Cavaiola Mattia, Tuju Peter Enos, Mazzino Andrea
CNR-National Research Council of Italy, Institute of Marine Sciences, Via S.Teresa S/N, 19032, Pozzuolo di Lerici, La Spezia, Italy.
Department of Civil, DICCA, Chemical and Environmental Engineering, Via Montallegro 1, 16145, Genova, Italy.
Sci Rep. 2024 Oct 30;14(1):26158. doi: 10.1038/s41598-024-77542-z.
Scientific inquiry has long relied on deterministic algorithms for systematic problem-solving and predictability. However, the rise of artificial intelligence (AI) has revolutionized data analysis, allowing us to uncover complex patterns in large datasets. In this study, we combine these two approaches by using AI to improve the reconstruction of past precipitation events, which is crucial for understanding climate change. Our objective is to leverage AI to map large-scale atmospheric proxies from the ERA5 climate reanalysis and multi-satellite historical precipitation data from the NASA-IMERG GPM constellation to observed precipitation, enhancing the accuracy and the resolution of climate reanalysis. Accurate climate reanalyses are essential, as they provide the most realistic representations of past atmospheric conditions, serving as benchmarks against which climate models are validated. Our AI-enhanced method offers a more accurate and computationally efficient solution compared to deterministic high-resolution precipitation downscaling methods. Additionally, it shows the capability to generalize predictions to new, previously unobserved locations, making it applicable across various regions. By integrating AI with traditional reanalysis techniques, we open up new opportunities for climate science and geosciences, with the potential to improve the accuracy and reliability of climate data, contributing to a better understanding of climate dynamics.

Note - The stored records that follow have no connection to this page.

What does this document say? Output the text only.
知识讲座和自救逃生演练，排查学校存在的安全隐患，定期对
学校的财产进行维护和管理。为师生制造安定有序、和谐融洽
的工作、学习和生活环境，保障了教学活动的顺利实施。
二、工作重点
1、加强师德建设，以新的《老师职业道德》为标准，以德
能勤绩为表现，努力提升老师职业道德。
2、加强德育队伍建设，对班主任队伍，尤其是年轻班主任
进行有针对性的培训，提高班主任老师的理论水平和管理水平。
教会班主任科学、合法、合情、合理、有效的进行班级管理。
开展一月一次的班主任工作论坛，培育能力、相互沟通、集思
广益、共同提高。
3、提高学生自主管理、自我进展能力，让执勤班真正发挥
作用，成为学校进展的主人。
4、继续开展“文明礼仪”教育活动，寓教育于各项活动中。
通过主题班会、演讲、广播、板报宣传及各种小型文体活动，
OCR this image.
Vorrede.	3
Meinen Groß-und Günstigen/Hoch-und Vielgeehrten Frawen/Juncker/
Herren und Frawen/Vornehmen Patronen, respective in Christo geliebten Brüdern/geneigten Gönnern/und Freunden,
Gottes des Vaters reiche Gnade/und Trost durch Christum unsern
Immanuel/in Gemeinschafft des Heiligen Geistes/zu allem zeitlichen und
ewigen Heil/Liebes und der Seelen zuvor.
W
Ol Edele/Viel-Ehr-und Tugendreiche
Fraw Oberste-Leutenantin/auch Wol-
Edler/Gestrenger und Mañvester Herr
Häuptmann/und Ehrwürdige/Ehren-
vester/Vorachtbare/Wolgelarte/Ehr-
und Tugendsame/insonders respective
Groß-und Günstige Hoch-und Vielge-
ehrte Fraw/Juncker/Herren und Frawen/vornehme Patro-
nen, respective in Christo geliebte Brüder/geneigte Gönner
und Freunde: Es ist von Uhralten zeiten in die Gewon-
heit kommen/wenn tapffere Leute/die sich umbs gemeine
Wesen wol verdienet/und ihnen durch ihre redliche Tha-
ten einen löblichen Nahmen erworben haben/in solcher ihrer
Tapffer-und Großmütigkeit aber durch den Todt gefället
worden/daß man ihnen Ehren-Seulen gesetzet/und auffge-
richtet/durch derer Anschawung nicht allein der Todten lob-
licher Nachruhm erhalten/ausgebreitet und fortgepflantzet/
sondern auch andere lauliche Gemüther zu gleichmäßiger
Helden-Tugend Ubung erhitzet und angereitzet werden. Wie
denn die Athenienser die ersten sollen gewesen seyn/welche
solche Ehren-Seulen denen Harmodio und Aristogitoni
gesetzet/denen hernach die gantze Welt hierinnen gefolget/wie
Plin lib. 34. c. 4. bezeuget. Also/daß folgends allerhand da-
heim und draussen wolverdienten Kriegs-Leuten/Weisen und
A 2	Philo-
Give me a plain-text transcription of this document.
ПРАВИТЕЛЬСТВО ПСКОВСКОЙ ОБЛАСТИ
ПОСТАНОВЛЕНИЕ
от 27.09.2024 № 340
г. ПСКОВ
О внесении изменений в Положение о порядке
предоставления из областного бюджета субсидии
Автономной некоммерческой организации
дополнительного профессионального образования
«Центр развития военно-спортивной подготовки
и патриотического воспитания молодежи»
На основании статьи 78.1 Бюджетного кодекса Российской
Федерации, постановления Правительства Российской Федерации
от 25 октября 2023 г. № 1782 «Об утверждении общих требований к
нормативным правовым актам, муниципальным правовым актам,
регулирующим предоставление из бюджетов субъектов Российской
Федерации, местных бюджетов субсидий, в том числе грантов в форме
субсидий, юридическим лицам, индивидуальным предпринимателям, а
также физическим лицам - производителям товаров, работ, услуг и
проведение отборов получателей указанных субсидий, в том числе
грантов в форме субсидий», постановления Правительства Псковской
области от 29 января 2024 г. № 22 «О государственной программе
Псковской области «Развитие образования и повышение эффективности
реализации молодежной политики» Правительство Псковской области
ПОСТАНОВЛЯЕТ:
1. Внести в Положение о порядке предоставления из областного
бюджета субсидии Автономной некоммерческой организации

长期以来,科学探究一直依赖确定性算法来进行系统的问题解决和预测。然而,人工智能(AI)的兴起彻底改变了数据分析,使我们能够在大型数据集中发现复杂模式。在本研究中,我们通过使用人工智能来改进过去降水事件的重建,将这两种方法结合起来,这对于理解气候变化至关重要。我们的目标是利用人工智能将来自ERA5气候再分析的大规模大气代理数据和来自NASA-IMERG GPM星座的多卫星历史降水数据映射到观测到的降水上,提高气候再分析的准确性和分辨率。准确的气候再分析至关重要,因为它们提供了过去大气状况最真实的表述,作为验证气候模型的基准。与确定性高分辨率降水降尺度方法相比,我们的人工智能增强方法提供了一种更准确且计算效率更高的解决方案。此外,它还显示出能够将预测推广到新的、以前未观测到的地点的能力,使其适用于各个地区。通过将人工智能与传统再分析技术相结合,我们为气候科学和地球科学开辟了新的机会,有可能提高气候数据的准确性和可靠性,有助于更好地理解气候动态。